The career trajectory of Milwaukee, WI-born artist Mathew Cerletty is a curious one. In the early 2000s, the Boston University graduate made a precocious impact on critics and curators with a technical skill lending his surreal figurative paintings and drawings an unnerving air of realism. More recent work however, since his move to New York City in 2003, uses logos and text as a springboard into abstraction—though the symbolic weight of a 2009 pencil drawing of
Philip Seymour Hoffman
, or a painting of New York Times columnist David Brooks from the same year, bridge the painter’s seemingly divergent approaches.

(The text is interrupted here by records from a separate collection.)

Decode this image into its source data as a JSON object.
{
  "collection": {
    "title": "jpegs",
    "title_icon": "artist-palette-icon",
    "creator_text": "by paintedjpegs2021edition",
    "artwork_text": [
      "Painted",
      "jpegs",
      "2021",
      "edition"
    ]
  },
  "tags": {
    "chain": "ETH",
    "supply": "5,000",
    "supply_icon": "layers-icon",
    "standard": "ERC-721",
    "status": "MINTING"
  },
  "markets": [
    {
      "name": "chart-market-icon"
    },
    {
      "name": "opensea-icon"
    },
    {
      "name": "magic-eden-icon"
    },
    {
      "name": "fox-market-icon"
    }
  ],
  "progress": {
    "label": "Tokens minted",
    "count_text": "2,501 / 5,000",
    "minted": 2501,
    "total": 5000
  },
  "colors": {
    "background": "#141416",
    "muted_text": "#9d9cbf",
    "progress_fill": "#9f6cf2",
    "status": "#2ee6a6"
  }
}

Cerletty’s portrait for “Stuff,” an upcoming short film from the creative team behind the Kid America Club, cartoonishly reprises his early works. (Click image at right for detail.) Director and writer Frank Sisti Jr. approached Cerletty to do a painting of the titular live-action character, the imaginary monster friend of Felix, who’s a 30-something burnout from Queens. The domineering Stuff forces Felix (played by Kevin Corrigan) to do several projects, including the portrait.

“He was a little worried that I’d be offended that a painting was being treated as a joke, but I think he knew that that’s exactly what would make me want to do it,” Cerletty said in an email. “He said the Stuff character was a dick, and being familiar with the Kid America Club, I had a good sense of what that might mean.”

Sisti instructed Cerletty to paint Stuff in a Revolutionary War getup and set it in a gold frame, getting photos together of the costume created by Jeff Roberts, who also plays him in the movie. While the oil on linen portrait likely won’t go on exhibit, it may not be a one-off.

“No plans to show it,” Cerletty said. “I’m waiting for Frankie to give me enough ideas for an entire show.”